Question:
Let $X$ be a set and let $d_1$ and $d_2$ be two metrics on $X$. Assume that there exists a constant $C > 0$ such that
$d_1(x, y) \le C\, d_2(x, y)\ \ \ \forall x, y \in X$.
- Show that if $E \subset X$ is an open set in the metric space $(X, d_1)$, then $E$ is also an open set in the metric space $(X, d_2)$.
- Show that if $(X, d_2)$ is a compact metric space, then $(X, d_1)$ is also a compact metric space.
On
Let's set $B_1(x,r)=\{y\in X:d_1(x,y)<r\}$ and $B_2(x,r)=\{y\in X:d_2(x,y)<r\}$
Consider the identity map $j\colon (X,d_2)\to (X,d_1)$. Prove that $j$ is continuous, which has the obvious consequence that every open set in $(X,d_1)$ is also open in $(X,d_2)$.

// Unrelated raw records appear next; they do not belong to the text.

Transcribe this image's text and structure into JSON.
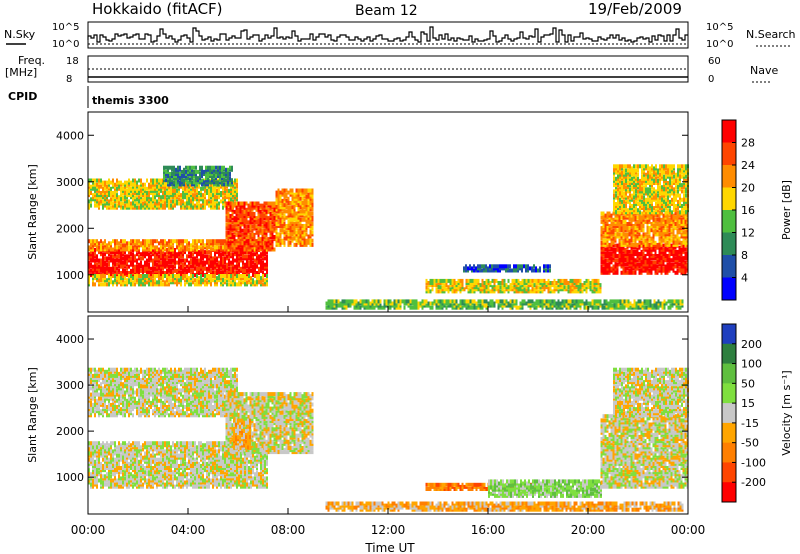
{
  "header": {
    "station": "Hokkaido (fitACF)",
    "beam": "Beam 12",
    "date": "19/Feb/2009"
  },
  "meta_panels": {
    "nsky_label": "N.Sky",
    "nsky_ticks": [
      "10^5",
      "10^0"
    ],
    "nsearch_label": "N.Search",
    "freq_label": "Freq.",
    "freq_unit": "[MHz]",
    "freq_ticks": [
      "18",
      "8"
    ],
    "nave_label": "Nave",
    "nave_ticks": [
      "60",
      "0"
    ],
    "cpid_label": "CPID",
    "cpid_value": "themis 3300"
  },
  "colors": {
    "power_scale": [
      "#0000ff",
      "#1f4fa8",
      "#2e8b57",
      "#4fbf3f",
      "#ffd700",
      "#ff8c00",
      "#ff4500",
      "#ff0000"
    ],
    "velocity_scale": [
      "#1f3fbf",
      "#2e7f3f",
      "#5fbf3f",
      "#7fdf3f",
      "#c8c8c8",
      "#ffa500",
      "#ff7f00",
      "#ff4500",
      "#ff0000"
    ],
    "ground_scatter": "#c0c0c0"
  },
  "chart_data": [
    {
      "type": "heatmap",
      "name": "power",
      "ylabel": "Slant Range [km]",
      "xlabel": "Time UT",
      "x_ticks": [
        "00:00",
        "04:00",
        "08:00",
        "12:00",
        "16:00",
        "20:00",
        "00:00"
      ],
      "y_ticks": [
        1000,
        2000,
        3000,
        4000
      ],
      "ylim": [
        200,
        4500
      ],
      "xlim_hours": [
        0,
        24
      ],
      "colorbar": {
        "label": "Power [dB]",
        "ticks": [
          4,
          8,
          12,
          16,
          20,
          24,
          28
        ],
        "range": [
          0,
          32
        ]
      },
      "regions": [
        {
          "t0": 0.0,
          "t1": 7.2,
          "r0": 950,
          "r1": 1500,
          "level": 7
        },
        {
          "t0": 0.0,
          "t1": 7.2,
          "r0": 1500,
          "r1": 1700,
          "level": 5
        },
        {
          "t0": 0.0,
          "t1": 7.2,
          "r0": 750,
          "r1": 950,
          "level": 4
        },
        {
          "t0": 0.0,
          "t1": 6.0,
          "r0": 2400,
          "r1": 3000,
          "level": 4
        },
        {
          "t0": 3.0,
          "t1": 5.8,
          "r0": 2900,
          "r1": 3300,
          "level": 2
        },
        {
          "t0": 5.5,
          "t1": 7.5,
          "r0": 1500,
          "r1": 2500,
          "level": 6
        },
        {
          "t0": 7.5,
          "t1": 9.0,
          "r0": 1600,
          "r1": 2800,
          "level": 5
        },
        {
          "t0": 9.5,
          "t1": 23.8,
          "r0": 250,
          "r1": 400,
          "level": 3
        },
        {
          "t0": 13.5,
          "t1": 20.5,
          "r0": 600,
          "r1": 850,
          "level": 4
        },
        {
          "t0": 15.0,
          "t1": 18.5,
          "r0": 1050,
          "r1": 1150,
          "level": 1
        },
        {
          "t0": 20.5,
          "t1": 24.0,
          "r0": 1000,
          "r1": 1600,
          "level": 7
        },
        {
          "t0": 20.5,
          "t1": 24.0,
          "r0": 1600,
          "r1": 2300,
          "level": 5
        },
        {
          "t0": 21.0,
          "t1": 24.0,
          "r0": 2300,
          "r1": 3300,
          "level": 4
        }
      ]
    },
    {
      "type": "heatmap",
      "name": "velocity",
      "ylabel": "Slant Range [km]",
      "xlabel": "Time UT",
      "x_ticks": [
        "00:00",
        "04:00",
        "08:00",
        "12:00",
        "16:00",
        "20:00",
        "00:00"
      ],
      "y_ticks": [
        1000,
        2000,
        3000,
        4000
      ],
      "ylim": [
        200,
        4500
      ],
      "xlim_hours": [
        0,
        24
      ],
      "colorbar": {
        "label": "Velocity [m s⁻¹]",
        "ticks": [
          200,
          100,
          50,
          15,
          -15,
          -50,
          -100,
          -200
        ],
        "range": [
          -250,
          250
        ]
      },
      "regions": [
        {
          "t0": 0.0,
          "t1": 7.2,
          "r0": 750,
          "r1": 1700,
          "level": 4
        },
        {
          "t0": 0.0,
          "t1": 6.0,
          "r0": 2300,
          "r1": 3300,
          "level": 4
        },
        {
          "t0": 5.5,
          "t1": 9.0,
          "r0": 1500,
          "r1": 2800,
          "level": 4
        },
        {
          "t0": 5.8,
          "t1": 6.5,
          "r0": 1600,
          "r1": 2200,
          "level": 5
        },
        {
          "t0": 9.5,
          "t1": 23.8,
          "r0": 250,
          "r1": 400,
          "level": 5
        },
        {
          "t0": 13.5,
          "t1": 18.0,
          "r0": 700,
          "r1": 800,
          "level": 6
        },
        {
          "t0": 16.0,
          "t1": 20.5,
          "r0": 550,
          "r1": 900,
          "level": 3
        },
        {
          "t0": 20.5,
          "t1": 24.0,
          "r0": 750,
          "r1": 2300,
          "level": 4
        },
        {
          "t0": 21.0,
          "t1": 24.0,
          "r0": 2300,
          "r1": 3300,
          "level": 4
        }
      ]
    }
  ]
}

If $(X,d_2)$ is compact, also $(X,d_1)$ is compact, because the image of a compact set under a continuous map is compact.
Hints:
1) Suppose $E$ is open in $(X,d_1)$, and let $x\in X$. If the distance $d_2$ of $y$ to $x$ is small, then the distance $d_1$ of $y$ to $x$ is also small. That way, every open ball in $d_1$ contains and open ball (with same center) in $d_2$. Then, just apply the definition of open sets.
2) If $\mathscr{U}$ is a open cover of $(X,d_1)$, then, by item 1, it is also an open cover for $(X,d_2)$. Just take a finite subcover.